In linear regression, if we know $MSE$, which is $MSE=\frac{1}{n}\sum_{i=1}^{n}(\hat{y_i}-y_i)^2$, can we know $Var(|\hat{y_i}-y_i|)$? The reason I am trying to find the variance of the bias is that I want to know the error level for the individual point. I was trying to find an upper bound for $|\hat{y_i}-y_i|$, which is $|\hat{y_i}-y_i| \leq \sum_{i=1}^{n}(|\hat{y_i}-y_i|)\leq \sqrt{n}\sqrt{\sum_{i=1}^{n}|\hat{y_i}-y_i|^2}=n\sqrt{MSE}$. But I don't like this result because the upper bound for $|\hat{y_i}-y_i|$ depends on $n$, the more points, the higher the upper bound.
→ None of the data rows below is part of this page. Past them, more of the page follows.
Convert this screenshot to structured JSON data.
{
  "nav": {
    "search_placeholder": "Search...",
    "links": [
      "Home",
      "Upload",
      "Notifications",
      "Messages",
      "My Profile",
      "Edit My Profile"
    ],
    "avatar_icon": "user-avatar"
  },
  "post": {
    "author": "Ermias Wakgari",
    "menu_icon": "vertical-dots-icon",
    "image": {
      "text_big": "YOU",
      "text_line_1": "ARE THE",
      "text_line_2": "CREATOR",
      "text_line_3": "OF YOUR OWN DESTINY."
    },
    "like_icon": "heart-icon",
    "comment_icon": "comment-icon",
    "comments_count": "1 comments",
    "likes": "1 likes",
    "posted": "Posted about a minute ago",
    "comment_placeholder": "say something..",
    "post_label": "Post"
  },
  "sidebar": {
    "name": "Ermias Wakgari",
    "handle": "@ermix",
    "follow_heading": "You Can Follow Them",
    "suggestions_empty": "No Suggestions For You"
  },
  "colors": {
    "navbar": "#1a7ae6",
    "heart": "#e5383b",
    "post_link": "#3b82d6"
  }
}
Instead, if we can get $Var(|\hat{y_i}-y_i|)$, in addition to $E(|\hat{y_i}-y_i|)\leq \sqrt{MSE}$, then we can use $E+\sigma$, $E+2\sigma$, $E+3\sigma$ to show the error level of $|\hat{y_i}-y_i|$. So how to calculate $Var(|\hat{y_i}-y_i|)$ ?
Thank you!
PS: I tried to calculate it using the definition, but didn't seems to reach an solution:
$Var(|\hat{y_i}-y_i|) \\ = E[(\hat{y_i}-y_i)^2] -E^2[(\hat{y_i}-y_i)] \\ =\frac{1}{n}\sum_{i=1}^{n}(\hat{y_i}-y_i)^2-E^2[(\hat{y_i}-y_i)] \\ =MSE-E^2[(\hat{y_i}-y_i)]$